Africa/Europe/Middle East—“Perspectives from Religious and Faith Leaders” was the fourth session of ILC 2020 organized by UPF of Africa and UPF of Europe and the Middle East.

The webinar of the Interreligious Association for Peace and Development (IAPD), a UPF project, was held on September 11, 2020, under the title “The Spirit of Cooperation, the Way Toward Peace.”

The moderator of the session was Rev. George Ogurie, the coordinator of IAPD Africa and the president for Nigeria of the Family Federation for World Peace and Unification (FFWPU), an organization that is affiliated with UPF.
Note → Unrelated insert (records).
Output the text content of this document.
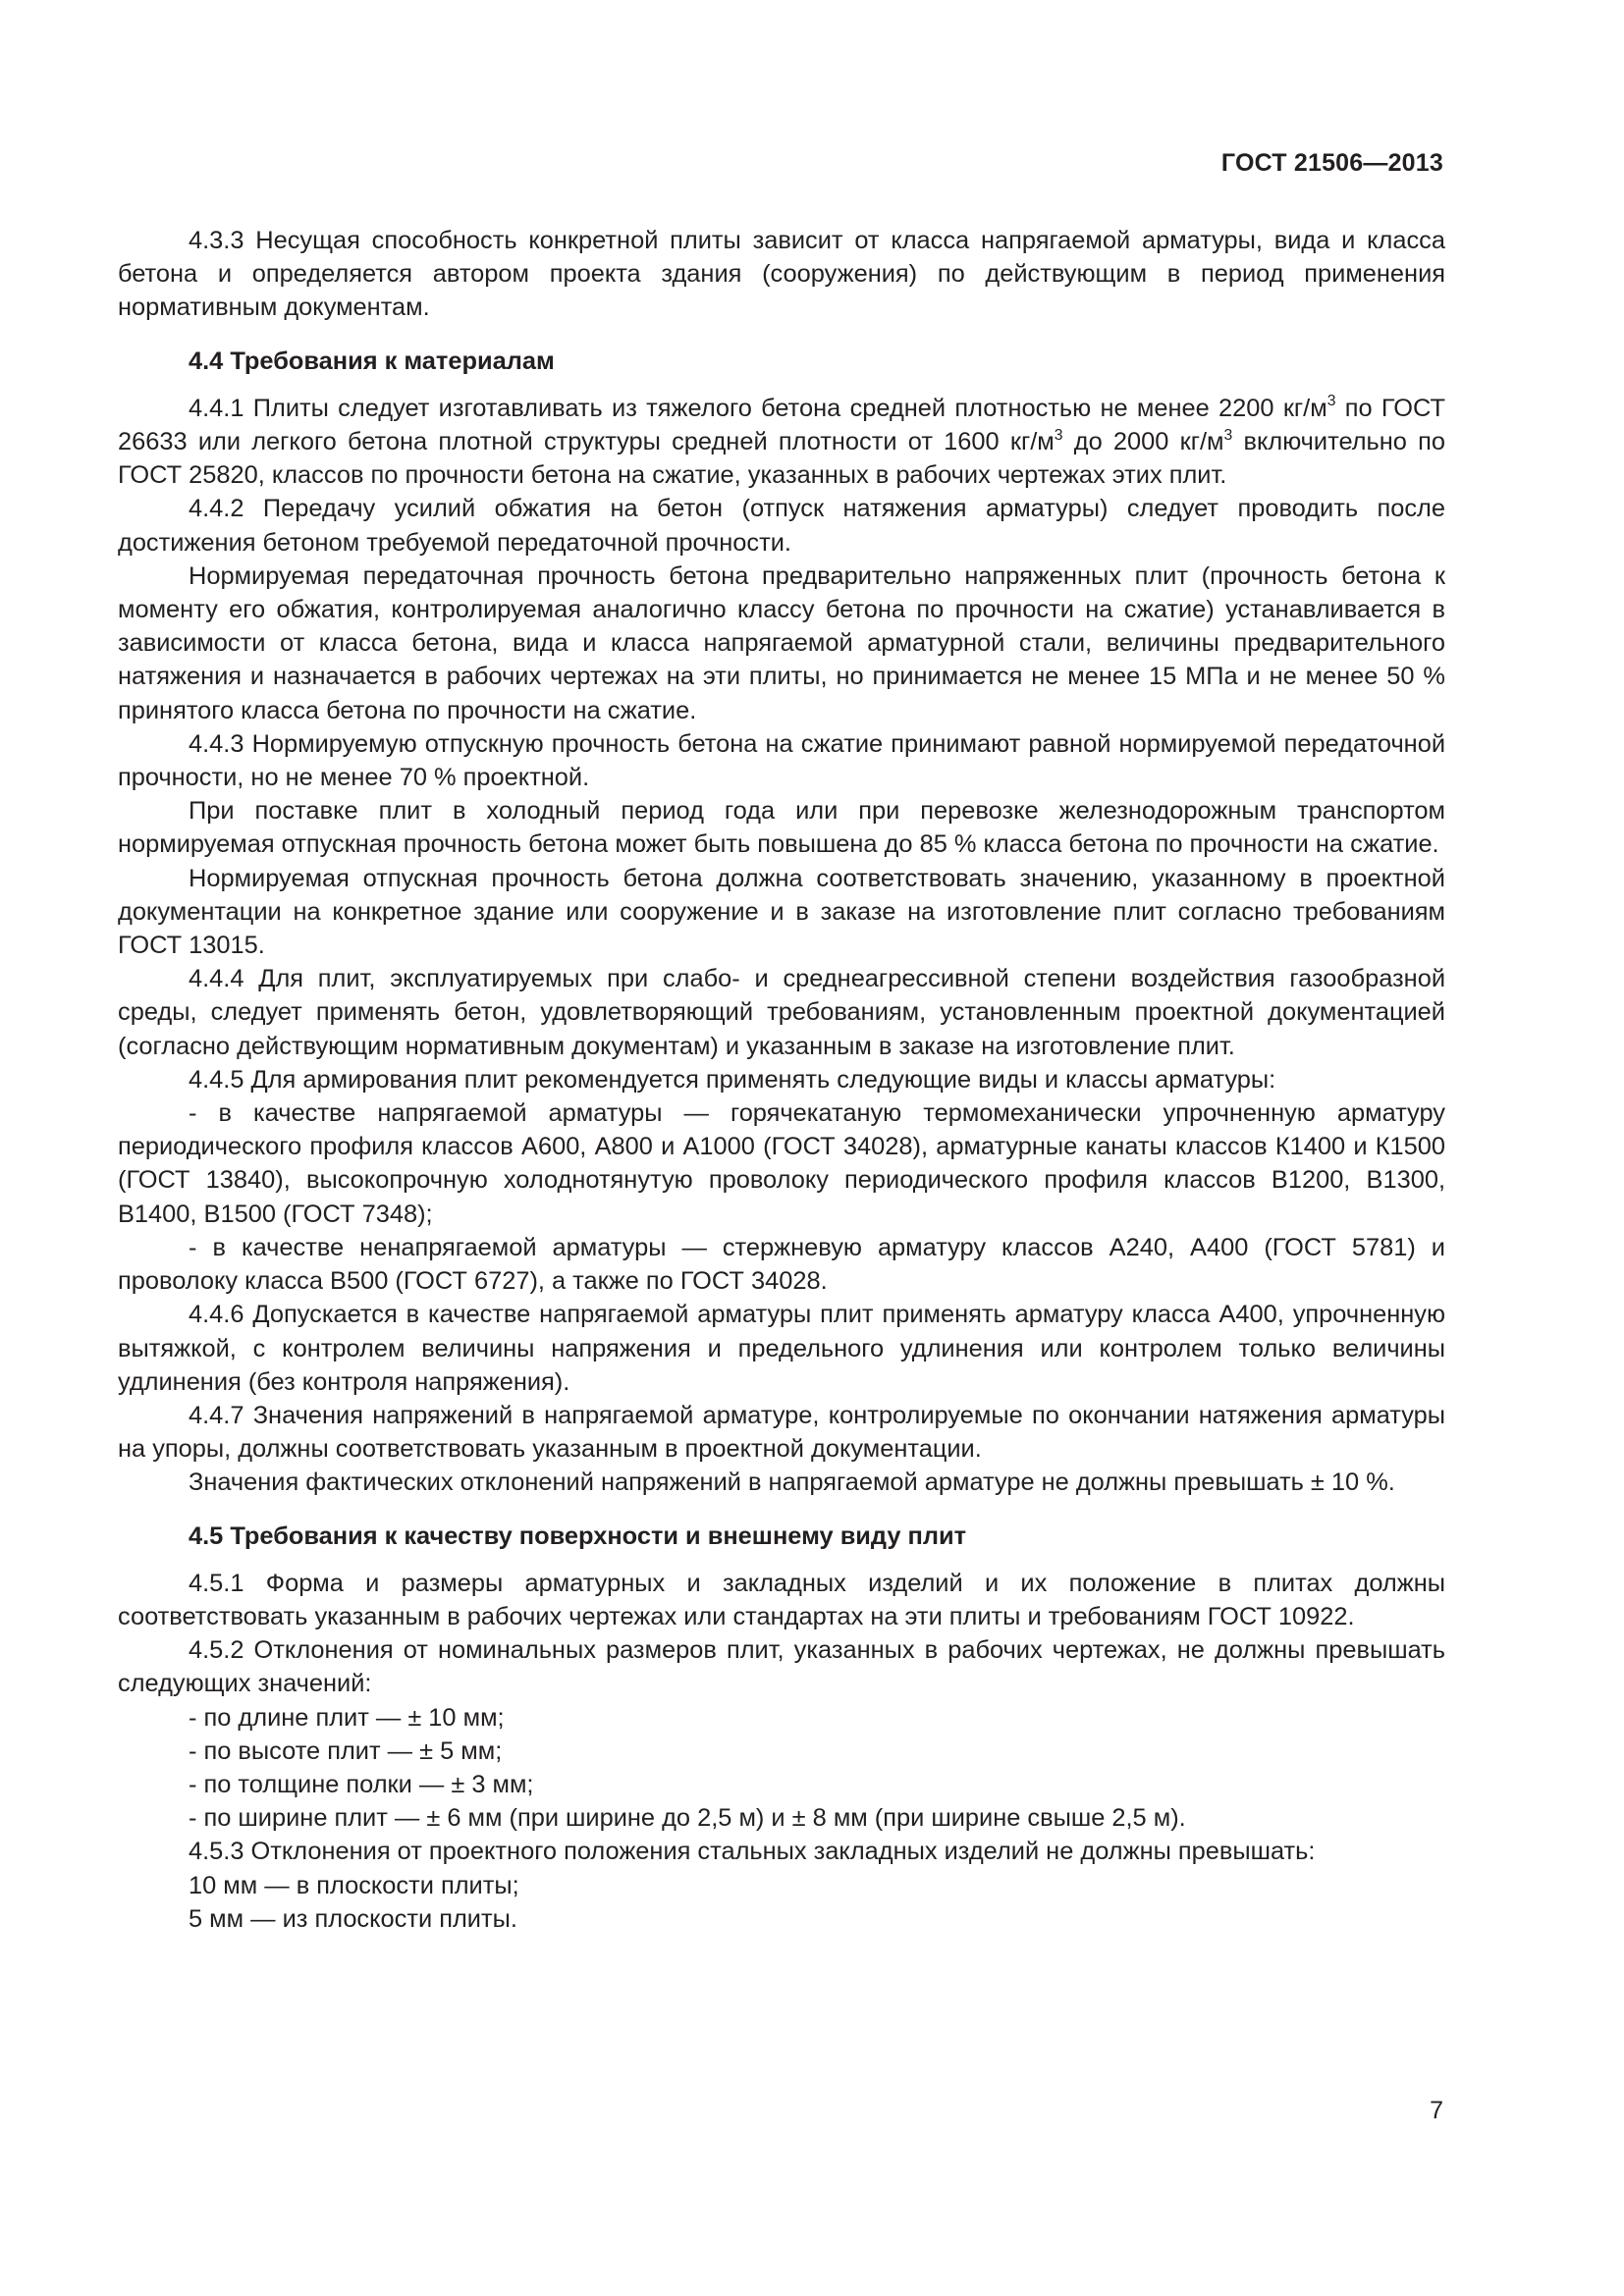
ГОСТ 21506—2013

4.3.3 Несущая способность конкретной плиты зависит от класса напрягаемой арматуры, вида и класса бетона и определяется автором проекта здания (сооружения) по действующим в период применения нормативным документам.

4.4 Требования к материалам

4.4.1 Плиты следует изготавливать из тяжелого бетона средней плотностью не менее 2200 $кг/м^3$ по ГОСТ 26633 или легкого бетона плотной структуры средней плотности от 1600 $кг/м^3$ до 2000 $кг/м^3$ включительно по ГОСТ 25820, классов по прочности бетона на сжатие, указанных в рабочих чертежах этих плит.

4.4.2 Передачу усилий обжатия на бетон (отпуск натяжения арматуры) следует проводить после достижения бетоном требуемой передаточной прочности.

Нормируемая передаточная прочность бетона предварительно напряженных плит (прочность бетона к моменту его обжатия, контролируемая аналогично классу бетона по прочности на сжатие) устанавливается в зависимости от класса бетона, вида и класса напрягаемой арматурной стали, величины предварительного натяжения и назначается в рабочих чертежах на эти плиты, но принимается не менее 15 МПа и не менее 50 % принятого класса бетона по прочности на сжатие.

4.4.3 Нормируемую отпускную прочность бетона на сжатие принимают равной нормируемой передаточной прочности, но не менее 70 % проектной.

При поставке плит в холодный период года или при перевозке железнодорожным транспортом нормируемая отпускная прочность бетона может быть повышена до 85 % класса бетона по прочности на сжатие.

Нормируемая отпускная прочность бетона должна соответствовать значению, указанному в проектной документации на конкретное здание или сооружение и в заказе на изготовление плит согласно требованиям ГОСТ 13015.

4.4.4 Для плит, эксплуатируемых при слабо- и среднеагрессивной степени воздействия газообразной среды, следует применять бетон, удовлетворяющий требованиям, установленным проектной документацией (согласно действующим нормативным документам) и указанным в заказе на изготовление плит.

4.4.5 Для армирования плит рекомендуется применять следующие виды и классы арматуры:

- в качестве напрягаемой арматуры — горячекатаную термомеханически упрочненную арматуру периодического профиля классов А600, А800 и А1000 (ГОСТ 34028), арматурные канаты классов К1400 и К1500 (ГОСТ 13840), высокопрочную холоднотянутую проволоку периодического профиля классов В1200, В1300, В1400, В1500 (ГОСТ 7348);

- в качестве ненапрягаемой арматуры — стержневую арматуру классов А240, А400 (ГОСТ 5781) и проволоку класса В500 (ГОСТ 6727), а также по ГОСТ 34028.

4.4.6 Допускается в качестве напрягаемой арматуры плит применять арматуру класса А400, упрочненную вытяжкой, с контролем величины напряжения и предельного удлинения или контролем только величины удлинения (без контроля напряжения).

4.4.7 Значения напряжений в напрягаемой арматуре, контролируемые по окончании натяжения арматуры на упоры, должны соответствовать указанным в проектной документации.

Значения фактических отклонений напряжений в напрягаемой арматуре не должны превышать ± 10 %.

4.5 Требования к качеству поверхности и внешнему виду плит

4.5.1 Форма и размеры арматурных и закладных изделий и их положение в плитах должны соответствовать указанным в рабочих чертежах или стандартах на эти плиты и требованиям ГОСТ 10922.

4.5.2 Отклонения от номинальных размеров плит, указанных в рабочих чертежах, не должны превышать следующих значений:

- по длине плит — ± 10 мм;

- по высоте плит — ± 5 мм;

- по толщине полки — ± 3 мм;

- по ширине плит — ± 6 мм (при ширине до 2,5 м) и ± 8 мм (при ширине свыше 2,5 м).

4.5.3 Отклонения от проектного положения стальных закладных изделий не должны превышать:

10 мм — в плоскости плиты;

5 мм — из плоскости плиты.

7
The speakers of the session were:

Prophet Samuel Radebe from South Africa, prophet of the Revelation Church of God, author and businessman

Rubab Mehdi from the United Kingdom, a human rights barrister and interfaith activist

Aboubacar Thierno Sow from Mali, an interreligious preacher and member of the cultural committee of the Generation of the Three Testaments

Rabbi Dr. Kevin De-Carli from Switzerland, a theologian and historian.


The session focused on addressing opportunity and hope in times of global crisis. The speakers brought out the real need for religious leaders to play a role in uniting people. It was noted that, for the longest time we have allowed our beliefs to divide us instead of uniting us.

The panelists elaborated on the need for religious leaders to focus on peacebuilding and help communities to embrace the Ubuntu spirit (“I am because we are”).

Opening Remarks

Dr. Tageldin Hamad, the vice president of UPF International, opened the meeting with special appreciation and greetings to the distinguished speakers.

He recognized UPF co-founders Rev. and Mrs. Sun Myung Moon, who established many organizations to contribute to world peace. IAPD assembled global religious leaders and tapped into the profound wisdom found in humanity’s spiritual heritage. Religious leaders and faith-based organizations, he said, provide the moral compass to deal with the social problems in contemporary society—racism and exploitation, crime, hunger, terrorism, environmental destruction, and more. IAPD harnesses the goodwill and wisdom of the religions that play a unique and essential role in bringing about a world of lasting peace, in which people of all nationalities, ethnicities, races, cultures and worldviews are called to live together in mutual respect, harmony and cooperation—a world that the UPF founders call Heavenly Parent’s Holy Community. Peace is the hope for all ages, but it seems to be so distant, even now, he said. “Peace” is a magical word. Peace is emotional; it is like love: You have to live for the sake of the others.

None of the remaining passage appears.